The second portion of the definition excludes Jews, Gypsies and guest workers/immigrants, and is the same restriction we use for our ethnic areas. The restriction should be continued and some limits must be introduced for minimal ethnic population - 50,000 for large states and 25,000 for small states; otherwise, considerably long "tails" of micro-minorities might be identified.
HISTORICAL RETROSPECTIVE
To study the dynamics of European minorities by using the definition, one most start with historical changes on the European political map. This analysis is confined to the twentieth century (in terms of time), Europe as far eastward as the Urals and the Armenian plateau (in terms of space), and the states populated by 50,000 or more residents (population).
We begin by recalculating the population figures according to these parameters and using different sources than those presented by Krejci and Velimsky (Krejci and Velimsky, 1981; see also Kolossov, Glezer and Petrov, 1992; Tarkhov and Jordan, 1993; World Population, 1989, World Directory, 1990; and Sellier and Sellier, 1991). Maps 1-5 and table 1 reflect the data corrected and extended both in time (the two recent dates added, divided by the same interval of about 20 years) and in space (several more states related to our enlarged Europe, from the island of Madeira to the island of Vaigach and from Iceland to Cyprus).
In the accounting, one can observe the process of self-determination as the century's leitmotif. The number of completely independent states has doubled, and even tripled in Central and Eastern Europe since 1910. Three states that emerged in Western Europe were thinly populated islands of Iceland, Ireland and Malta, states with almost no minorities. In Eastern Europe, the path towards the nation-state model was much more dramatic and successful, if the number of newly-created states serves as a criteria of success.
Major changes of the continental political map during the twentieth century resulted from the World War I, with the Balkan wars as a prelude, the World War II, and the collapse of the communist bloc and of some incorporated states after the Cold War. These three macro-events divide the century into four historical periods: multinationalism, nationalism, socialism (Rugg, 1985, 11-13), and the modern era. This latter period is yet not clearly determined, balancing between the newest nationalism and trans-nationalism. Each period's geopolitical and ethnic impacts are different. The era of great empires was marked by forced intrastate ethnic integration, often painful for the then numerous minorities. World War I allowed some of them to establish their own states (for example, Poland, Hungary, etc.), but brought even more problems to the others (for instance, to Romania and Yugoslavia). Stalinist socialism pretended to solve those issues by creating a complicated system of "autonomies" of different kind inside the "Eastern bloc" using the Soviet example (in Romania, Czeckoslovakia but especially in Yougoslavia). But, as modern history shows, these attempts also failed, followed by a new wave of conflicts, at the background of generally more integrated and interrelated Europe.

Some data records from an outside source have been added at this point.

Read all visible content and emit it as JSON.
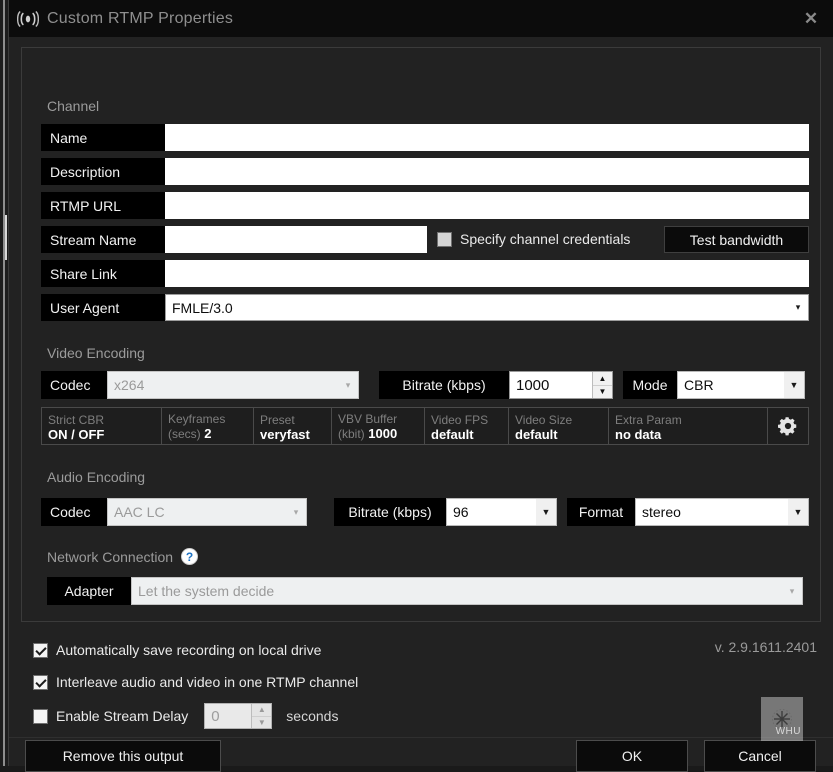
{
  "window": {
    "title": "Custom RTMP Properties",
    "icon": "broadcast-icon",
    "close_label": "✕",
    "version": "v. 2.9.1611.2401"
  },
  "sections": {
    "channel": {
      "title": "Channel"
    },
    "video": {
      "title": "Video Encoding"
    },
    "audio": {
      "title": "Audio Encoding"
    },
    "network": {
      "title": "Network Connection",
      "help_icon": "help-question-icon"
    }
  },
  "channel": {
    "name": {
      "label": "Name",
      "value": "",
      "placeholder": ""
    },
    "description": {
      "label": "Description",
      "value": "",
      "placeholder": ""
    },
    "rtmp_url": {
      "label": "RTMP URL",
      "value": "",
      "placeholder": ""
    },
    "stream_name": {
      "label": "Stream Name",
      "value": "",
      "placeholder": ""
    },
    "specify_credentials": {
      "label": "Specify channel credentials",
      "checked": false
    },
    "test_bandwidth": {
      "label": "Test bandwidth"
    },
    "share_link": {
      "label": "Share Link",
      "value": "",
      "placeholder": ""
    },
    "user_agent": {
      "label": "User Agent",
      "value": "FMLE/3.0",
      "arrow": "▾"
    }
  },
  "video": {
    "codec": {
      "label": "Codec",
      "value": "x264",
      "arrow": "▾",
      "disabled": true
    },
    "bitrate": {
      "label": "Bitrate (kbps)",
      "value": "1000",
      "up": "▲",
      "down": "▼"
    },
    "mode": {
      "label": "Mode",
      "value": "CBR",
      "arrow": "▼"
    },
    "stats": [
      {
        "key": "Strict CBR",
        "value": "ON / OFF",
        "layout": "stacked"
      },
      {
        "key": "Keyframes",
        "key2": "(secs)",
        "value": "2",
        "layout": "inline"
      },
      {
        "key": "Preset",
        "value": "veryfast",
        "layout": "stacked"
      },
      {
        "key": "VBV Buffer",
        "key2": "(kbit)",
        "value": "1000",
        "layout": "inline"
      },
      {
        "key": "Video FPS",
        "value": "default",
        "layout": "stacked"
      },
      {
        "key": "Video Size",
        "value": "default",
        "layout": "stacked"
      },
      {
        "key": "Extra Param",
        "value": "no data",
        "layout": "stacked"
      }
    ],
    "settings_button": {
      "icon": "gear-icon"
    }
  },
  "audio": {
    "codec": {
      "label": "Codec",
      "value": "AAC LC",
      "arrow": "▾",
      "disabled": true
    },
    "bitrate": {
      "label": "Bitrate (kbps)",
      "value": "96",
      "arrow": "▼"
    },
    "format": {
      "label": "Format",
      "value": "stereo",
      "arrow": "▼"
    }
  },
  "network": {
    "adapter": {
      "label": "Adapter",
      "value": "Let the system decide",
      "arrow": "▾",
      "disabled": true
    }
  },
  "options": {
    "auto_save": {
      "label": "Automatically save recording on local drive",
      "checked": true
    },
    "interleave": {
      "label": "Interleave audio and video in one RTMP channel",
      "checked": true
    },
    "stream_delay": {
      "label": "Enable Stream Delay",
      "checked": false,
      "value": "0",
      "unit": "seconds",
      "up": "▲",
      "down": "▼"
    }
  },
  "footer": {
    "remove_output": "Remove this output",
    "ok": "OK",
    "cancel": "Cancel",
    "artifact_text": "WHU"
  }
}
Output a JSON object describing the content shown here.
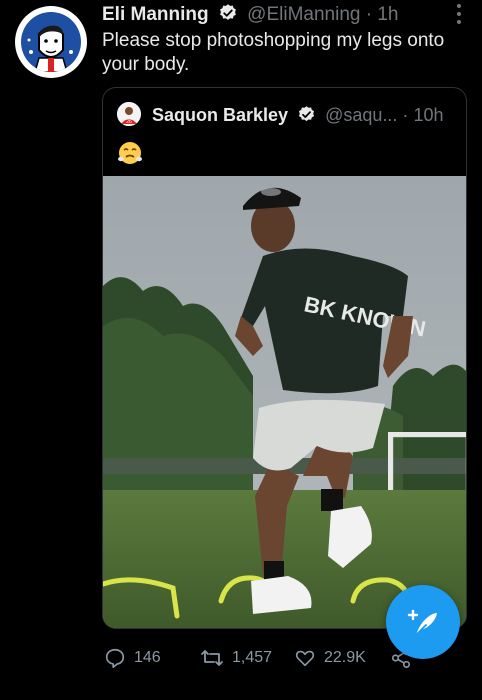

Eastern Europe entered the century divided between four empires. Only the Ottoman empire exhibited symptoms of erosion, as evidenced by the five Balkan states. Russia and Austria-Hungary were the European leaders in both number of minorities and their total population. In 1910, the Russian empire alone accounted for over 40% of the total continental population. However, Austria-Hungary exceeded the Russian empire twofold in terms of minority's average size; the minorities of Austria-Hungary formed over three-quarters of its total population (or 60%, if Hungarians were considered as a "co-majority"). European Turkey still had the same percentage of minorities (Table 1).
Nine new states appeared on the European scene in the 1920s after the first geopolitical shift, notably reducing percentages of minorities and both the total and the average minorities' number. The figures for average minorities' size became almost equal in Western and in Central and Eastern Europe. However, the number of minorities and subnations increased, particularly in the East. This is a result of the new boundaries often splitting a minority, which then has to be counted separately for each different state. Ukrainians are a classic example of an irredentism split in the 1920s between the Soviet Union, Poland, Czechoslovakia and Romania.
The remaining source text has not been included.